-: Width as a Multiple Dimension :-


Hyperspace:Home Intro Time Width Walls Bridges Rounds

If beings of diverse dimensions are made to share the same time and the same gravity, then they share the same forwards/backwards and the same up/down. Any other dimension that exists must become those of width, or across the direction of forward.

The Square¹ has no feeling of width, since this is part of his hyperspace. The Sphere has width, she being of the same world as we are. Yet the square can appreciate the notion of width, just as we shall experience the notion of a two-dimensional width.

Sectioning

A method often used to explore the higher dimensions is sectioning. What this entails, is for the Sphere to toss things through the plane of the Square, so that one sees a sequence of cross-sections.

The nature of sectioning brings on some inappropriate idioms, which make it harder to understand the nature of dimensions. Firstly, it introduces a temporal sequencing, where we are trying to get away from the use of tine in this fashion.

Secondly, we do not visit random objects but whole vistas. There are much better idioms to look at the higher dimensions, such as maps and pictures.

This is much like trying to guage the shape of a figure by watching its outline as it passes through the surface of the water. It is not how we see things, and there are correspondingly much better things around for the hyperspace as well.

Maps and Pictures

Instead, we use maps and pictures to display hyperspace. That is, we use the mapping of 2D, 3D onto 3D, 4D.

To appreciate how a floor-plan works, we first consider what a 2D floor might look like. All-space is the plane, so we lie on the floor, with our feet on a wall. We must stay on that wall, so you will appreciate that it is very hard to have furniture that sticks out from the floor. You're forever climbing over it. Note also that you are no longer a largish dot on the floor, but a very tall thing.

Now look at the whole room as a floor plan. You are now a roundish dot about the size of your projection on the floor. Imagine this moving around the room, going to bits of furniture that are on any of the six walls (including the 3D floor and roof). The doors need only be small. Put furnature in the middle of the space, like a table in the room.

Let your mind drift around the house. You would then make other rooms the same, you can create a hallway that does not take lots of room.

What we have is a multistory building made in a one-floor bungalow. You can make stairs if you want to, but for this exercise, we shall stick to a single floor.

We can continue this exercise outside as well. One does not have to cross linear things, such as railways, roads, and rivers. A whole city the size of Brisbane can exist, such that one can drive across it, or walk across it or whatever, without ever having to cross a river, road or railway.

Likewise, there would be no intersections: roads would effortlessly merge in much the same way that the blood stream, lymp system, air tracts, nervous system, and digestive tracts co-exist without any signalled crossing.

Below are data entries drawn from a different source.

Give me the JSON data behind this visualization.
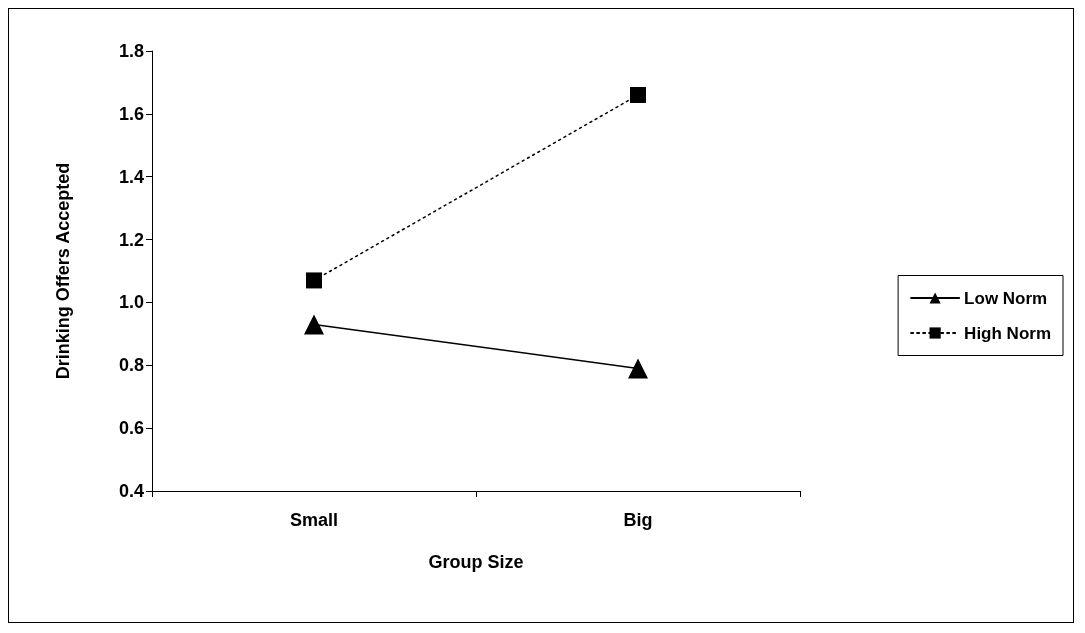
{
  "chart_data": {
    "type": "line",
    "xlabel": "Group Size",
    "ylabel": "Drinking Offers Accepted",
    "categories": [
      "Small",
      "Big"
    ],
    "series": [
      {
        "name": "Low Norm",
        "color": "#000000",
        "values": [
          0.93,
          0.79
        ],
        "marker": "triangle",
        "line_style": "solid"
      },
      {
        "name": "High Norm",
        "color": "#000000",
        "values": [
          1.07,
          1.66
        ],
        "marker": "square",
        "line_style": "dotted"
      }
    ],
    "ylim": [
      0.4,
      1.8
    ],
    "yticks": [
      {
        "value": 0.4,
        "label": "0.4"
      },
      {
        "value": 0.6,
        "label": "0.6"
      },
      {
        "value": 0.8,
        "label": "0.8"
      },
      {
        "value": 1,
        "label": "1.0"
      },
      {
        "value": 1.2,
        "label": "1.2"
      },
      {
        "value": 1.4,
        "label": "1.4"
      },
      {
        "value": 1.6,
        "label": "1.6"
      },
      {
        "value": 1.8,
        "label": "1.8"
      }
    ],
    "grid": false,
    "legend": "right"
  }
}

We make use of a kind of holographic approach, based on the equation of the Square's solid space as a diagram we can look at, a map or picture. The Square's notion of a solid wall is to us a thin line surrounding,

We see the Square, not as its skin, but as a mess of its innards. Its clothing is to us just a crumpled line around itself, and its lunch is plainly visible to ourselves.

So is it in 4D to us.

Numbers

The notion of numbers as a feature of width is to us strange, but it is useful to reflect on how these numbers form. We are, essentially biological creatures in three dimensions, and the sorts of numbers has as much to do with space as anything else.

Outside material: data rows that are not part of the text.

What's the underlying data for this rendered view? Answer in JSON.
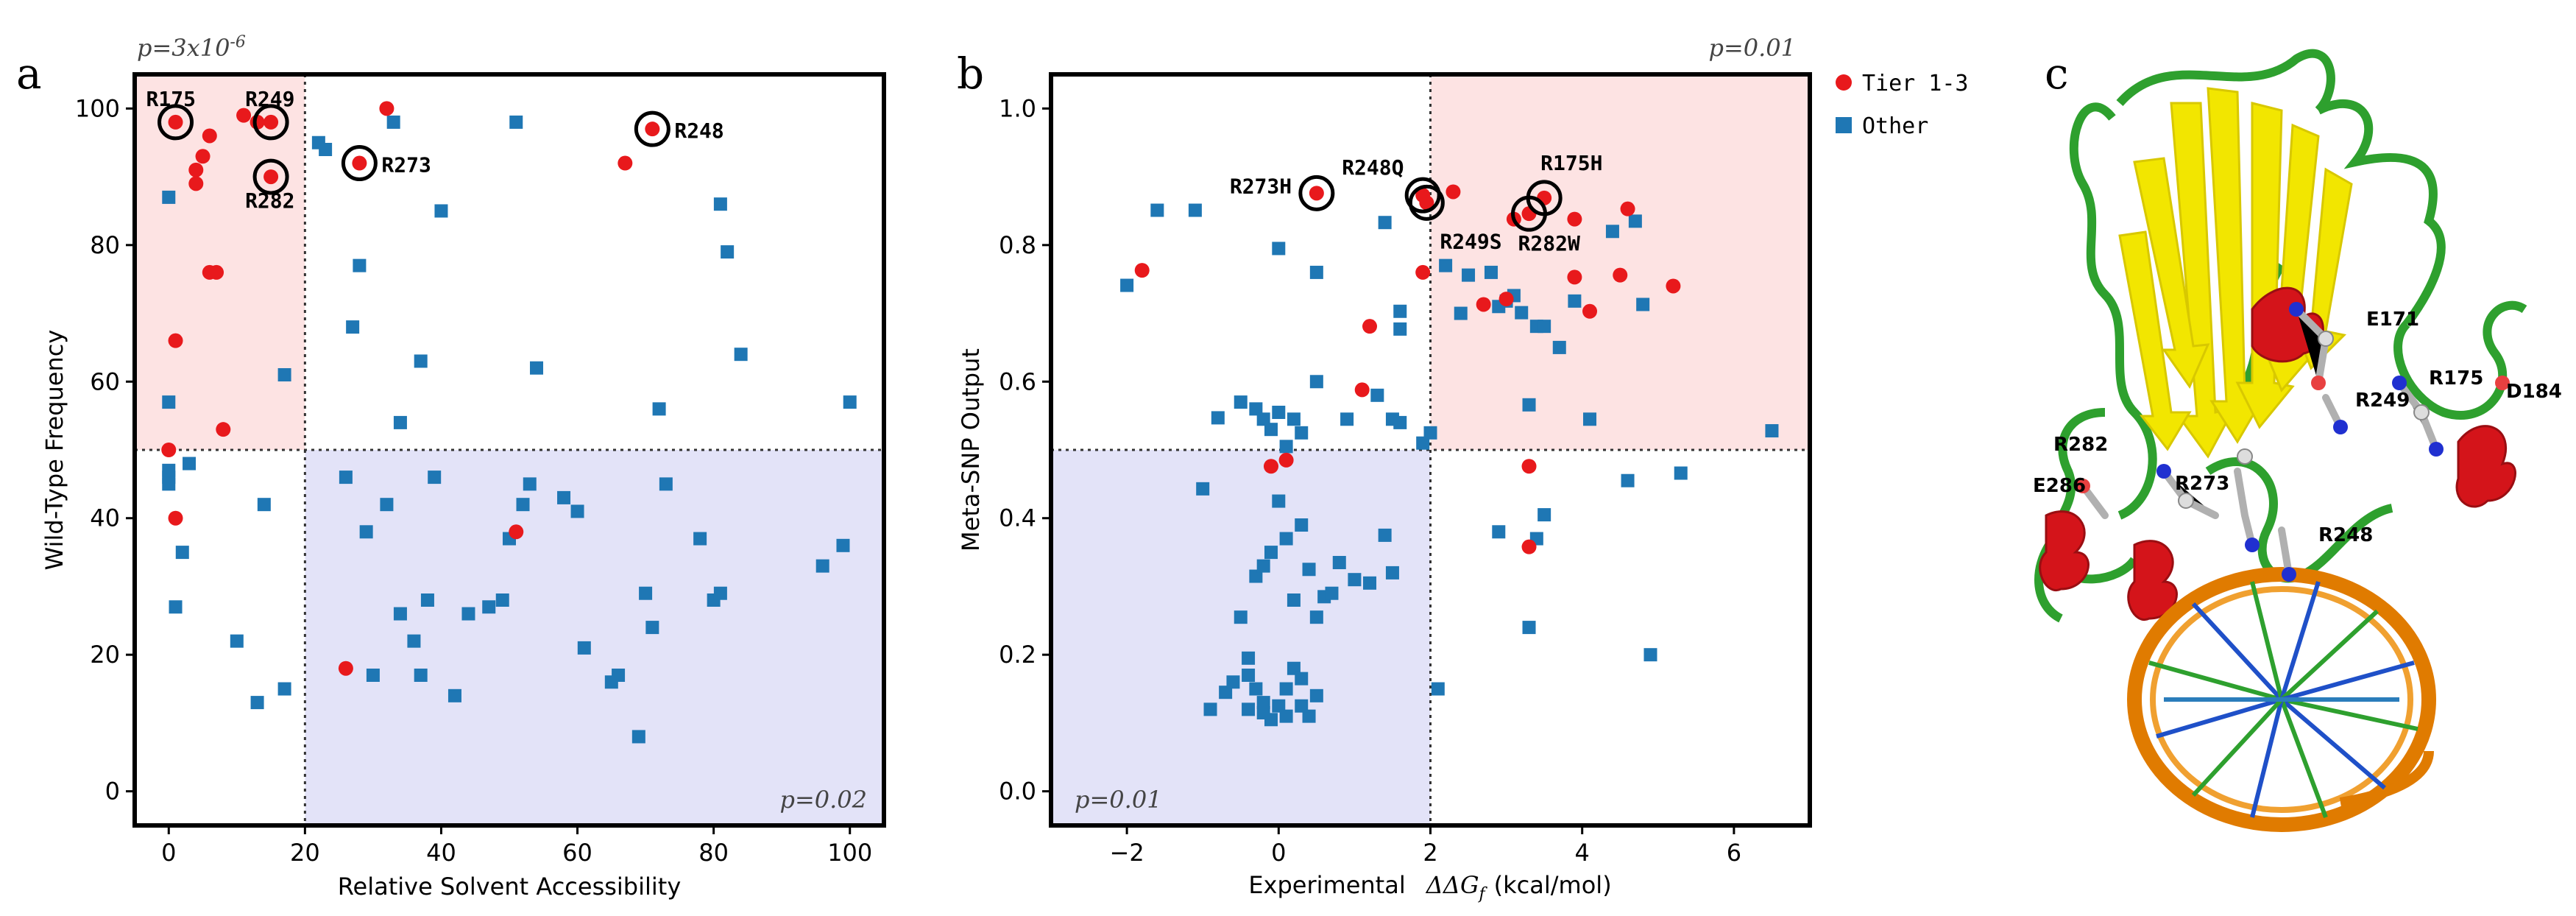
{
  "panel_letters": [
    "a",
    "b",
    "c"
  ],
  "colors": {
    "tier_point": "#e8191c",
    "other_point": "#1f77b4",
    "pink_region": "#fde3e3",
    "blue_region": "#e3e3f8",
    "axis": "#000000"
  },
  "legend": {
    "items": [
      {
        "label": "Tier 1-3",
        "symbol": "circle",
        "color": "#e8191c"
      },
      {
        "label": "Other",
        "symbol": "square",
        "color": "#1f77b4"
      }
    ]
  },
  "chart_data": [
    {
      "id": "a",
      "type": "scatter",
      "xlabel": "Relative Solvent Accessibility",
      "ylabel": "Wild-Type Frequency",
      "xlim": [
        -5,
        105
      ],
      "ylim": [
        -5,
        105
      ],
      "xticks": [
        0,
        20,
        40,
        60,
        80,
        100
      ],
      "yticks": [
        0,
        20,
        40,
        60,
        80,
        100
      ],
      "threshold_x": 20,
      "threshold_y": 50,
      "regions": [
        {
          "x": [
            -5,
            20
          ],
          "y": [
            50,
            105
          ],
          "color": "pink"
        },
        {
          "x": [
            20,
            105
          ],
          "y": [
            -5,
            50
          ],
          "color": "blue"
        }
      ],
      "pvalue_top": {
        "text": "p=3x10",
        "exp": "-6"
      },
      "pvalue_bottom": {
        "text": "p=0.02"
      },
      "series": [
        {
          "name": "Tier 1-3",
          "marker": "circle",
          "x": [
            1,
            15,
            15,
            28,
            71,
            11,
            13,
            6,
            5,
            4,
            4,
            6,
            7,
            32,
            67,
            1,
            8,
            0,
            1,
            26,
            51
          ],
          "y": [
            98,
            98,
            90,
            92,
            97,
            99,
            98,
            96,
            93,
            91,
            89,
            76,
            76,
            100,
            92,
            66,
            53,
            50,
            40,
            18,
            38
          ]
        },
        {
          "name": "Other",
          "marker": "square",
          "x": [
            0,
            0,
            0,
            0,
            0,
            1,
            2,
            3,
            10,
            14,
            13,
            17,
            17,
            22,
            23,
            27,
            28,
            29,
            33,
            37,
            34,
            51,
            54,
            40,
            26,
            30,
            32,
            34,
            36,
            37,
            38,
            39,
            42,
            44,
            47,
            49,
            50,
            52,
            53,
            58,
            60,
            61,
            65,
            66,
            69,
            72,
            73,
            70,
            71,
            78,
            80,
            81,
            81,
            82,
            84,
            96,
            99,
            100
          ],
          "y": [
            87,
            57,
            46,
            47,
            45,
            27,
            35,
            48,
            22,
            42,
            13,
            15,
            61,
            95,
            94,
            68,
            77,
            38,
            98,
            63,
            54,
            98,
            62,
            85,
            46,
            17,
            42,
            26,
            22,
            17,
            28,
            46,
            14,
            26,
            27,
            28,
            37,
            42,
            45,
            43,
            41,
            21,
            16,
            17,
            8,
            56,
            45,
            29,
            24,
            37,
            28,
            29,
            86,
            79,
            64,
            33,
            36,
            57
          ]
        }
      ],
      "annotations": [
        {
          "label": "R175",
          "x": 1,
          "y": 98
        },
        {
          "label": "R249",
          "x": 15,
          "y": 98
        },
        {
          "label": "R282",
          "x": 15,
          "y": 90
        },
        {
          "label": "R273",
          "x": 28,
          "y": 92
        },
        {
          "label": "R248",
          "x": 71,
          "y": 97
        }
      ]
    },
    {
      "id": "b",
      "type": "scatter",
      "xlabel": "Experimental",
      "xlabel_math": "ΔΔG",
      "xlabel_sub": "f",
      "xlabel_unit": "(kcal/mol)",
      "ylabel": "Meta-SNP Output",
      "xlim": [
        -3,
        7
      ],
      "ylim": [
        -0.05,
        1.05
      ],
      "xticks": [
        -2,
        0,
        2,
        4,
        6
      ],
      "yticks": [
        0.0,
        0.2,
        0.4,
        0.6,
        0.8,
        1.0
      ],
      "threshold_x": 2,
      "threshold_y": 0.5,
      "regions": [
        {
          "x": [
            2,
            7
          ],
          "y": [
            0.5,
            1.05
          ],
          "color": "pink"
        },
        {
          "x": [
            -3,
            2
          ],
          "y": [
            -0.05,
            0.5
          ],
          "color": "blue"
        }
      ],
      "pvalue_top": {
        "text": "p=0.01"
      },
      "pvalue_bottom": {
        "text": "p=0.01"
      },
      "series": [
        {
          "name": "Tier 1-3",
          "marker": "circle",
          "x": [
            0.5,
            1.9,
            1.95,
            3.3,
            3.5,
            -1.8,
            2.3,
            3.1,
            3.9,
            4.6,
            1.9,
            1.2,
            1.1,
            2.7,
            3.0,
            3.9,
            4.1,
            4.5,
            5.2,
            0.1,
            -0.1,
            3.3,
            3.3
          ],
          "y": [
            0.876,
            0.873,
            0.862,
            0.846,
            0.869,
            0.763,
            0.878,
            0.838,
            0.838,
            0.853,
            0.76,
            0.681,
            0.588,
            0.713,
            0.721,
            0.753,
            0.703,
            0.756,
            0.74,
            0.485,
            0.476,
            0.476,
            0.358
          ]
        },
        {
          "name": "Other",
          "marker": "square",
          "x": [
            -2.0,
            -1.6,
            -1.1,
            0.0,
            0.5,
            1.4,
            1.6,
            1.6,
            1.9,
            2.2,
            2.4,
            2.5,
            2.8,
            3.0,
            3.1,
            3.2,
            3.3,
            3.4,
            3.5,
            3.7,
            3.9,
            4.4,
            4.7,
            4.8,
            6.5,
            -0.8,
            -0.5,
            -0.3,
            -0.2,
            -0.1,
            0.0,
            0.1,
            0.2,
            0.3,
            0.5,
            0.9,
            1.3,
            1.5,
            1.6,
            2.0,
            2.9,
            3.4,
            4.1,
            4.6,
            5.3,
            4.9,
            3.3,
            2.9,
            3.5,
            2.1,
            -1.0,
            -0.5,
            -0.4,
            -0.3,
            -0.2,
            -0.1,
            0.0,
            0.1,
            0.2,
            0.3,
            0.4,
            0.5,
            0.6,
            0.7,
            0.8,
            1.0,
            1.2,
            1.4,
            1.5,
            -0.9,
            -0.7,
            -0.4,
            -0.3,
            -0.2,
            -0.1,
            0.0,
            0.1,
            0.2,
            0.3,
            0.4,
            0.5,
            -0.6,
            -0.4,
            -0.2,
            0.1,
            0.3
          ],
          "y": [
            0.741,
            0.851,
            0.851,
            0.795,
            0.76,
            0.833,
            0.703,
            0.677,
            0.51,
            0.77,
            0.7,
            0.756,
            0.76,
            0.718,
            0.726,
            0.701,
            0.566,
            0.681,
            0.681,
            0.65,
            0.718,
            0.82,
            0.835,
            0.713,
            0.528,
            0.547,
            0.57,
            0.56,
            0.545,
            0.53,
            0.555,
            0.505,
            0.545,
            0.525,
            0.6,
            0.545,
            0.58,
            0.545,
            0.54,
            0.525,
            0.38,
            0.37,
            0.545,
            0.455,
            0.466,
            0.2,
            0.24,
            0.71,
            0.405,
            0.15,
            0.443,
            0.255,
            0.195,
            0.315,
            0.33,
            0.35,
            0.425,
            0.37,
            0.28,
            0.39,
            0.325,
            0.255,
            0.285,
            0.29,
            0.335,
            0.31,
            0.305,
            0.375,
            0.32,
            0.12,
            0.145,
            0.17,
            0.15,
            0.13,
            0.105,
            0.125,
            0.15,
            0.18,
            0.165,
            0.11,
            0.14,
            0.16,
            0.12,
            0.115,
            0.11,
            0.125
          ]
        }
      ],
      "annotations": [
        {
          "label": "R273H",
          "x": 0.5,
          "y": 0.876
        },
        {
          "label": "R248Q",
          "x": 1.9,
          "y": 0.873
        },
        {
          "label": "R249S",
          "x": 1.95,
          "y": 0.862
        },
        {
          "label": "R175H",
          "x": 3.5,
          "y": 0.869
        },
        {
          "label": "R282W",
          "x": 3.3,
          "y": 0.846
        }
      ]
    }
  ],
  "structure": {
    "residue_labels": [
      "E171",
      "R175",
      "D184",
      "R249",
      "R282",
      "E286",
      "R273",
      "R248"
    ]
  }
}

     Natural        fingers
      size                         Some representive numbers in the
                                   different dimensions, expanded as
                                   geometric objects.
 2D  *   *   *       1+1 = 2
                     base 4        Note for example, that we have
                                   the dimensions, while not necessarily
       *   *                       all-space, is none the less made as
                                   a relation as solid.
 3D  *   *   *       1+4 = 5
                     base 10       Natural Size is something to deal with
       *   *                       the order of things that animals can
                                   deal with in an instant, or the number
                                   of major players that can be dealt with
 4D      13          1+14 = 15     at once.
                      base 30
                                   fingers is roughly based on the sort
                                   of decimal-like base one might expect in
                                   these dimensions.

1 We make use of Abbot's Square and Sphere characters to represent the two- and three-dimensional figures.